Your Friends May Not Be Your Audience

I was watching an episode of Fresh Off the Boat last night in which Jessica realized her husband had never finished reading the novel she wrote. It reminded me of something my marketing-manager husband once said, “Your friends and family are not your audience.”

He’s not entirely correct, of course. Some of your friends and family might be your audience, and some may support your art just to be nice, even though it’s not really their style. But others may never care all that much about the art you produce.

Because our art feels personal, because it reflects our interests, skills, talents, and views, we assume (or at least hope) those to whom we feel closest will love it the way they love us. Sometimes, it can’t help but feel like a bit of a rejection if they don’t.

But where’s the logic in that, really? Art is subjective. If everyone loved the same art, we’d need only one type of artist. So why shouldn’t some of our friends and relatives reject our art, and why does that have to feel personal?

It’s like when you make a big batch of spaghetti for friends, only to discover one doesn’t like tomato sauce. Do you let that ruin the whole evening? Do you beat yourself up over cooking “the wrong thing?” Do you resent them for “rejecting” your dish? Or do you accept it as truth when they say, “That’s okay, I’m happy to just eat the salad, bread, and dessert.” In other words, “That’s okay. We don’t share the same taste in food, but I’m still happy to be in your company.”

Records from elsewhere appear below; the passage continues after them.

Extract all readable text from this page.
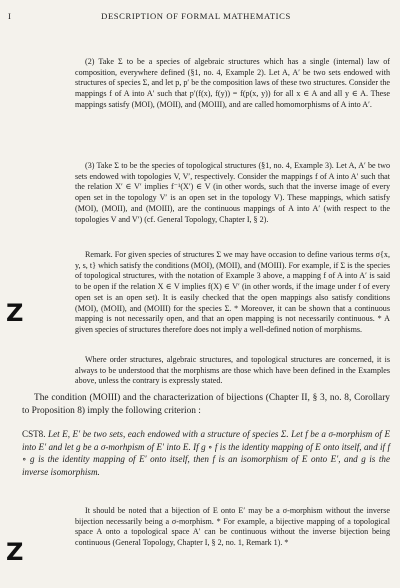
I	DESCRIPTION OF FORMAL MATHEMATICS

(2) Take Σ to be a species of algebraic structures which has a single (internal) law of composition, everywhere defined (§1, no. 4, Example 2). Let A, A′ be two sets endowed with structures of species Σ, and let p, p′ be the composition laws of these two structures. Consider the mappings f of A into A′ such that p′(f(x), f(y)) = f(p(x, y)) for all x ∈ A and all y ∈ A. These mappings satisfy (MOI), (MOII), and (MOIII), and are called homomorphisms of A into A′.

(3) Take Σ to be the species of topological structures (§1, no. 4, Example 3). Let A, A′ be two sets endowed with topologies V, V′, respectively. Consider the mappings f of A into A′ such that the relation X′ ∈ V′ implies f⁻¹(X′) ∈ V (in other words, such that the inverse image of every open set in the topology V′ is an open set in the topology V). These mappings, which satisfy (MOI), (MOII), and (MOIII), are the continuous mappings of A into A′ (with respect to the topologies V and V′) (cf. General Topology, Chapter I, § 2).

Remark. For given species of structures Σ we may have occasion to define various terms σ{x, y, s, t} which satisfy the conditions (MOI), (MOII), and (MOIII). For example, if Σ is the species of topological structures, with the notation of Example 3 above, a mapping f of A into A′ is said to be open if the relation X ∈ V implies f(X) ∈ V′ (in other words, if the image under f of every open set is an open set). It is easily checked that the open mappings also satisfy conditions (MOI), (MOII), and (MOIII) for the species Σ. * Moreover, it can be shown that a continuous mapping is not necessarily open, and that an open mapping is not necessarily continuous. * A given species of structures therefore does not imply a well-defined notion of morphisms.

Where order structures, algebraic structures, and topological structures are concerned, it is always to be understood that the morphisms are those which have been defined in the Examples above, unless the contrary is expressly stated.

The condition (MOIII) and the characterization of bijections (Chapter II, § 3, no. 8, Corollary to Proposition 8) imply the following criterion :

CST8. Let E, E′ be two sets, each endowed with a structure of species Σ. Let f be a σ-morphism of E into E′ and let g be a σ-morhpism of E′ into E. If g ∘ f is the identity mapping of E onto itself, and if f ∘ g is the identity mapping of E′ onto itself, then f is an isomorphism of E onto E′, and g is the inverse isomorphism.

It should be noted that a bijection of E onto E′ may be a σ-morphism without the inverse bijection necessarily being a σ-morphism. * For example, a bijective mapping of a topological space A onto a topological space A′ can be continuous without the inverse bijection being continuous (General Topology, Chapter I, § 2, no. 1, Remark 1). *

Z
Z
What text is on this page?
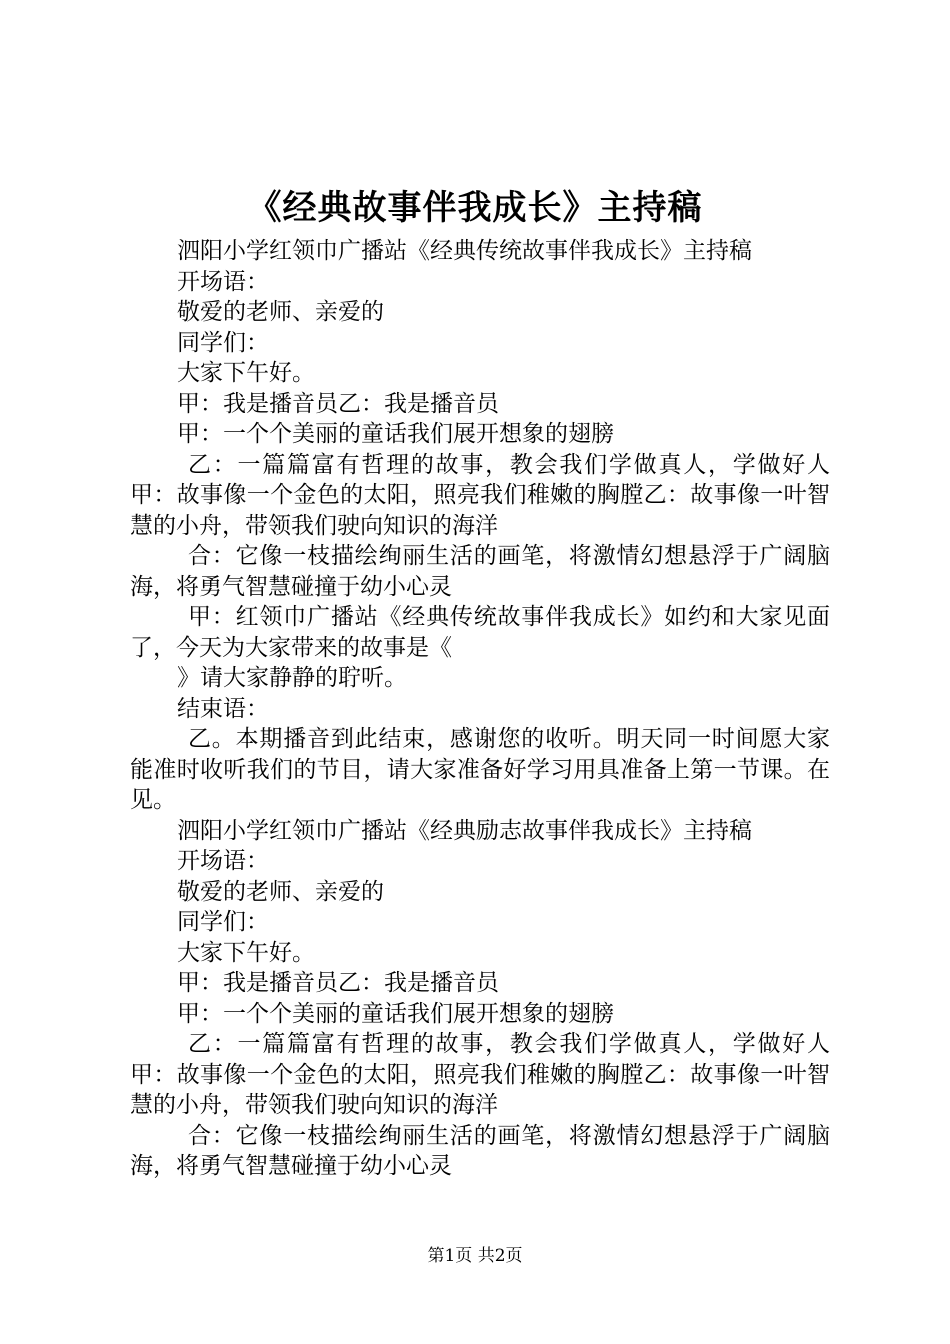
《经典故事伴我成长》主持稿

泗阳小学红领巾广播站《经典传统故事伴我成长》主持稿

开场语：

敬爱的老师、亲爱的

同学们：

大家下午好。

甲：我是播音员乙：我是播音员

甲：一个个美丽的童话我们展开想象的翅膀

乙：一篇篇富有哲理的故事，教会我们学做真人，学做好人甲：故事像一个金色的太阳，照亮我们稚嫩的胸膛乙：故事像一叶智慧的小舟，带领我们驶向知识的海洋

合：它像一枝描绘绚丽生活的画笔，将激情幻想悬浮于广阔脑海，将勇气智慧碰撞于幼小心灵

甲：红领巾广播站《经典传统故事伴我成长》如约和大家见面了，今天为大家带来的故事是《

》请大家静静的聍听。

结束语：

乙。本期播音到此结束，感谢您的收听。明天同一时间愿大家能准时收听我们的节目，请大家准备好学习用具准备上第一节课。在见。

泗阳小学红领巾广播站《经典励志故事伴我成长》主持稿

开场语：

敬爱的老师、亲爱的

同学们：

大家下午好。

甲：我是播音员乙：我是播音员

甲：一个个美丽的童话我们展开想象的翅膀

乙：一篇篇富有哲理的故事，教会我们学做真人，学做好人甲：故事像一个金色的太阳，照亮我们稚嫩的胸膛乙：故事像一叶智慧的小舟，带领我们驶向知识的海洋

合：它像一枝描绘绚丽生活的画笔，将激情幻想悬浮于广阔脑海，将勇气智慧碰撞于幼小心灵

第1页 共2页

It’s not up to other people to love the things we produce. It’s great if they do, and no big deal if they don’t. Because on the same day your favorite relative confesses he/she doesn’t really “get” your art, some stranger will e-mail to tell you it moved them to tears. Your audience is out there, you just need to find them. And your friends and family are still your friends and family, even if they don’t appreciate your art. This is one hurt you can stop inflicting on yourself.